The BBC spun off its huge production division into BBC Studios in 2016 and two years later merged it with distribution arm BBC Worldwide. A major ambition (bbc world news)  behind the move was to ensure BBC producers could go out to other streamers and broadcasters and win new business, rather than only serving the BBC’s television channels.


The NAO said the planning that went into creating BBC Studios ensured it made a (bbc world news)  “good start,” but it found that the commercial entity failed to meet forecasts in terms of the revenue it generated from third-party commissions, such as its Amazon co-production Good Omens.



In 2018-19, BBC Studios predicted it would earn £18M ($23.5M) from third-party (bbc world news)  commissions, but in reality, it made less than half this, posting a revenue of £8M. BBC Studios is also set to miss its £31M target in 2019-20, with its (bbc world news)  revenue currently tracking at £22M, according to the report.

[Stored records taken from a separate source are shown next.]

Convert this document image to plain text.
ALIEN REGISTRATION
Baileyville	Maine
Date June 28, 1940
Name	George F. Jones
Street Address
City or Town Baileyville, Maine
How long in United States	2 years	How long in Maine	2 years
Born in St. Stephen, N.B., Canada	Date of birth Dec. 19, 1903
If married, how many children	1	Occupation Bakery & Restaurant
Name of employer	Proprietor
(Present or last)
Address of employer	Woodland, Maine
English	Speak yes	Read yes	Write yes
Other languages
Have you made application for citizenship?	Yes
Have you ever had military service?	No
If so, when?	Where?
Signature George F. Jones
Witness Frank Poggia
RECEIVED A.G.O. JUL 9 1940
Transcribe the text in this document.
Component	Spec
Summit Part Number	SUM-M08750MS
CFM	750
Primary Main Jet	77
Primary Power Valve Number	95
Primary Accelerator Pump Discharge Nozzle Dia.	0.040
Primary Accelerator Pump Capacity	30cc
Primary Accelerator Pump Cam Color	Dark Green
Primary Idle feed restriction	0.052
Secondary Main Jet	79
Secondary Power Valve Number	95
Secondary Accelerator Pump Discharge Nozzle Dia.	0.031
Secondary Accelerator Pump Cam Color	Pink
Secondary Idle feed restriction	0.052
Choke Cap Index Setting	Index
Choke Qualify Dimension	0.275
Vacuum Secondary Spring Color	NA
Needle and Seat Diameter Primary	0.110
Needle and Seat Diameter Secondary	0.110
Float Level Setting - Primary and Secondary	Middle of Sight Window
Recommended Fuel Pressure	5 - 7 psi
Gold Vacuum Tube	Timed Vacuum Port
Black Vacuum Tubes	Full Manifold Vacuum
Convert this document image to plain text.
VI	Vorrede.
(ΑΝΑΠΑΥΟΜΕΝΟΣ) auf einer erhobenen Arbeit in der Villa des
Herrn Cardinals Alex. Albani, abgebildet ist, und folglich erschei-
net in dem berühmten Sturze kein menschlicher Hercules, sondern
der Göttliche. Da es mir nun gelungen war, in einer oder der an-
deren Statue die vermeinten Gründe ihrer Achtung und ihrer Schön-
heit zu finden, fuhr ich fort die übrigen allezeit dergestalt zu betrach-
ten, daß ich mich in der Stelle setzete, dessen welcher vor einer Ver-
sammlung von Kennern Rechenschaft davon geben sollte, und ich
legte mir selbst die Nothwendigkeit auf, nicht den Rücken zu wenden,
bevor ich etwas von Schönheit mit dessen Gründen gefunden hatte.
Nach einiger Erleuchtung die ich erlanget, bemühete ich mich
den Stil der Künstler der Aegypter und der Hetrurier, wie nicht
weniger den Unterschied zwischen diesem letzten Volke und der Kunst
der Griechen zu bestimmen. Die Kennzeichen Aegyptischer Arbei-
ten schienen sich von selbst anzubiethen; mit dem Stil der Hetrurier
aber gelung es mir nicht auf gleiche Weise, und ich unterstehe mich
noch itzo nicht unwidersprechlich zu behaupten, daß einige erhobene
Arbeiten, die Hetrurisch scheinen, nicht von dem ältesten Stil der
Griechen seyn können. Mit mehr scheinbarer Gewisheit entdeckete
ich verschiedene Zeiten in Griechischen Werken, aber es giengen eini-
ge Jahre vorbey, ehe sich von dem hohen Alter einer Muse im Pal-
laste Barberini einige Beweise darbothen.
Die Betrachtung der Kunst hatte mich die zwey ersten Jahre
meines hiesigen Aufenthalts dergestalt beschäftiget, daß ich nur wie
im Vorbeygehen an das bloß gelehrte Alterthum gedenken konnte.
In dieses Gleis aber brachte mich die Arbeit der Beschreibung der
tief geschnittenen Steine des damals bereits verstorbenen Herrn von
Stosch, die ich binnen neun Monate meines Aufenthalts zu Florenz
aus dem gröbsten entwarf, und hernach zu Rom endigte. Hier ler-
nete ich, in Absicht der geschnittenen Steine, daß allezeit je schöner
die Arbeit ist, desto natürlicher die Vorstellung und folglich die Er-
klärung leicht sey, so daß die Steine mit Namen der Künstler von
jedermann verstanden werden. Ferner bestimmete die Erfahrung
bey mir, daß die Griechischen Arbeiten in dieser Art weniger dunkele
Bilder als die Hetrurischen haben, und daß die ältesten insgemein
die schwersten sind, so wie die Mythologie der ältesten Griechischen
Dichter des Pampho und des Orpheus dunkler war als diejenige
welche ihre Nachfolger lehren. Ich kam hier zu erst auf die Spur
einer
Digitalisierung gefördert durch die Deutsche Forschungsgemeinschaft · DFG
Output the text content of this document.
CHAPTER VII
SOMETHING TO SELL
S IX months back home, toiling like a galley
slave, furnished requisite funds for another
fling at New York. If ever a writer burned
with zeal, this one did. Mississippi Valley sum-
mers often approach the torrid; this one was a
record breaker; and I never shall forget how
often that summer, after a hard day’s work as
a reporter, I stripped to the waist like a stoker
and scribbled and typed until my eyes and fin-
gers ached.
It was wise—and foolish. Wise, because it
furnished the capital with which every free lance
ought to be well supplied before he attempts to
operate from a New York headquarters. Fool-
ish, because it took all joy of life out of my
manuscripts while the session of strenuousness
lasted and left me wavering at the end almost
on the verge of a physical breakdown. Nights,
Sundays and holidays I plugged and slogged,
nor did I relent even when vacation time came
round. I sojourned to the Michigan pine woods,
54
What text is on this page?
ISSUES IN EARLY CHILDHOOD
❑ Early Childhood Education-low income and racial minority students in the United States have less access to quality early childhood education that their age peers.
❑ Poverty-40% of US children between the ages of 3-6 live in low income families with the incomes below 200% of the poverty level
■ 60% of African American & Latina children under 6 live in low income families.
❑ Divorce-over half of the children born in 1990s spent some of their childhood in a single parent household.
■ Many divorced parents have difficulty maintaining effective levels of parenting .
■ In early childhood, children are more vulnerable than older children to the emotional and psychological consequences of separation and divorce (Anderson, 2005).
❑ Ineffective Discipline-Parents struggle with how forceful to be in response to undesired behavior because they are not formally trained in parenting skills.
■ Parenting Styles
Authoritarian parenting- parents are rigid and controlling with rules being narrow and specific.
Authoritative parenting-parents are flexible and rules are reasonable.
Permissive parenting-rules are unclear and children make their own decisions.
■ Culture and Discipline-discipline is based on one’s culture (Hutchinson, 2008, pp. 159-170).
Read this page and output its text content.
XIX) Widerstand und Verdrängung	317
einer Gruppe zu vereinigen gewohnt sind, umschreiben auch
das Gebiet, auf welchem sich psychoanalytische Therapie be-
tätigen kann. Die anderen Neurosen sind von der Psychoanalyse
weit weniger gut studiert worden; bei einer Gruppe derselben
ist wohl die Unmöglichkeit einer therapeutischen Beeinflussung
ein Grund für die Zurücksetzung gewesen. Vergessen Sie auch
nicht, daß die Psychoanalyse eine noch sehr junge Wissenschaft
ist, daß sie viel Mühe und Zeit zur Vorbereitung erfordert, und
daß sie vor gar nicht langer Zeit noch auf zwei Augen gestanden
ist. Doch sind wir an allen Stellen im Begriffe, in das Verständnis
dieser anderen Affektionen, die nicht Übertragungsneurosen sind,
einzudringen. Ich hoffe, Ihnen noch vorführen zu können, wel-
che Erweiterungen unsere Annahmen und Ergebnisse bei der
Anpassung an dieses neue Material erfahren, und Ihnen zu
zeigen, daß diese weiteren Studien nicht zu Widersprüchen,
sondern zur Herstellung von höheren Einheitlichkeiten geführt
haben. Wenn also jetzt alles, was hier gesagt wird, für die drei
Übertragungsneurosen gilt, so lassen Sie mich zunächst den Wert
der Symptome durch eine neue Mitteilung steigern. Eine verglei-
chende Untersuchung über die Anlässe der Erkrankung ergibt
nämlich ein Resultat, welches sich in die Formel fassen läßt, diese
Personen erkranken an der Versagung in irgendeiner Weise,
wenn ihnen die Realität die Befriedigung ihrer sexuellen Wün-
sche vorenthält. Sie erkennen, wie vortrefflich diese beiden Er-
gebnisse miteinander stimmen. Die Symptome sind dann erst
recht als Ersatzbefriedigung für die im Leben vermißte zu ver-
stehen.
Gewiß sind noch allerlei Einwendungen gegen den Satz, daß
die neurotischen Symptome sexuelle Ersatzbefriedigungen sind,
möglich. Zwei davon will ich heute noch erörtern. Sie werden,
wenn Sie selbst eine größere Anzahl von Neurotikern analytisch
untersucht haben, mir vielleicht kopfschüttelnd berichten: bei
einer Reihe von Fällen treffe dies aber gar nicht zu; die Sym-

Furthermore, the NAO said BBC Studios is not creating enough new shows and is too reliant on old brands. BBC Studios said it would generate £83M of revenue (bbc world news)  from new BBC and third-party brands in 2018-19, but only made £28M.

Only four of BBC Studios’ top 16 money-making shows in 2019-20 were first (bbc world news)  produced in the past 10 years. These included David Attenborough’s (bbc world news)  natural history show Seven Worlds, One Planet, and Brian Cox series The Planets, both of which were delivered last year. The other 12 shows consisted of brands like Doctor WhoTop Gear and Strictly Come Dancing.